I catalogued yesterday the first copy I have handled of Richard Griffin’s The Melancholy Yak [1917]; it is a work that strangely seems less common than a few of his earlier titles, viz. the expanded edition of A Tale of Fraunces’ Tavern A.D. 1765 [1915] . It should perhaps be remarked that by 1917 Griffin was also shepherding the first iteration of his collected verses, Bug House Poetry [1917] through the press, an undertaking well calculated to sap the resources, both financial and artistic, of any poet.
While digging for information on this elusive literary (and totemic) figure for this bookselling concern, I stumbled across this essay on Griffin by poet and translator Bill Zavatsky in the New York journal The Sienese Shredder.

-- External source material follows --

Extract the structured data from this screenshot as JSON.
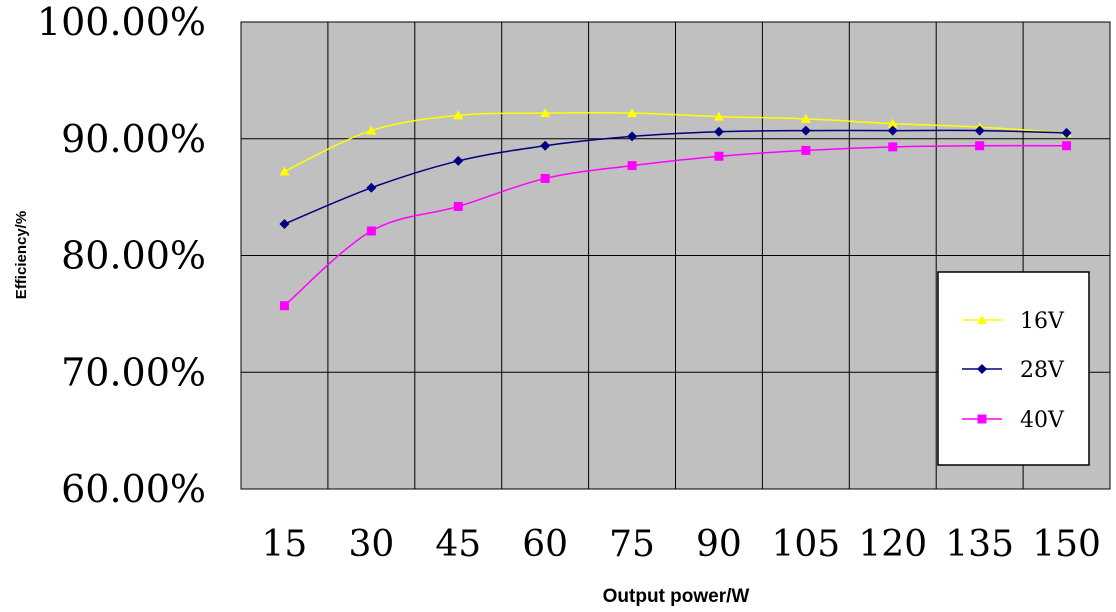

Besides serving as a lovely critical introduction to the eccentric work of this poet, the piece sheds some new light on that fact that Griffin likely once trod the boards of the theatres of New York (see also this tantalizing mention in the archives of the New York Times). Zavatsky suggests that, given that Griffin had stored the remainders of his various books at the Lambs’ Club library, perhaps some further clues may rest in the club’s archives.

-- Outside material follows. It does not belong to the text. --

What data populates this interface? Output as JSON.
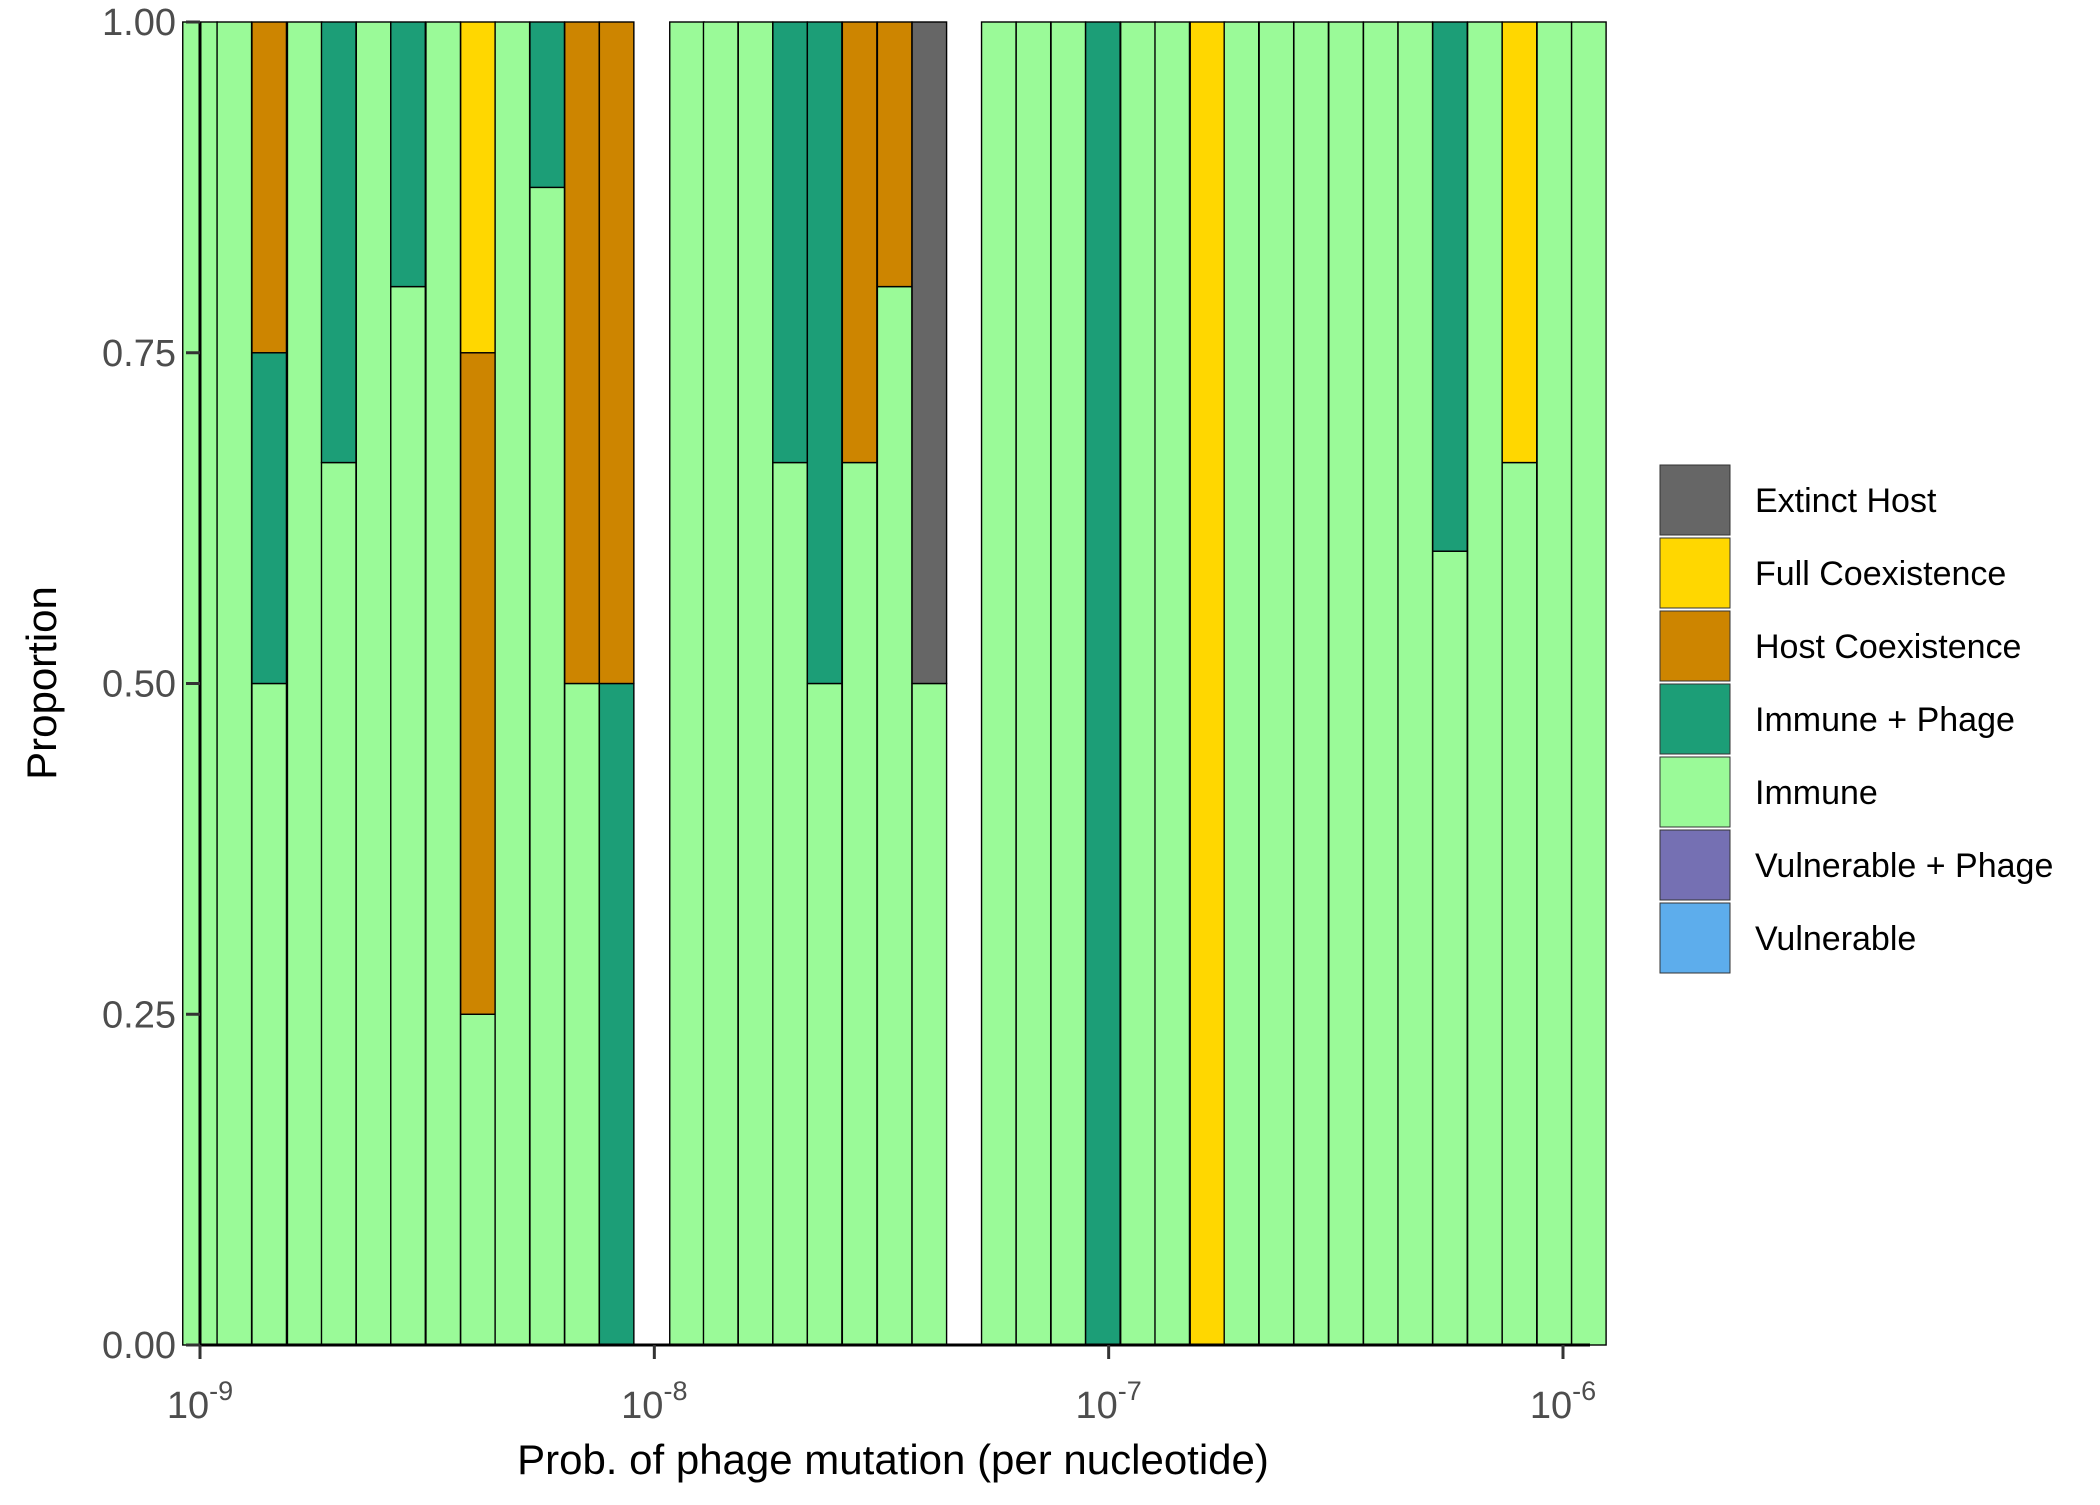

This latest essay, taken in conjunction with bookseller Eric Korn’s earlier brief survey of Griffin’s work in the TLS in the 1980’s, continues the slow and steady processing of building the more stately mansion of critical esteem that a poet of Griffin’s talent deserves. My hope is that one day the name of the man responsible for such lines as,
Up in the apple tree
There waits your lobster.
Farewell and think of me
Don’t fail your Slobster.
will be on the lips of every truly literate American.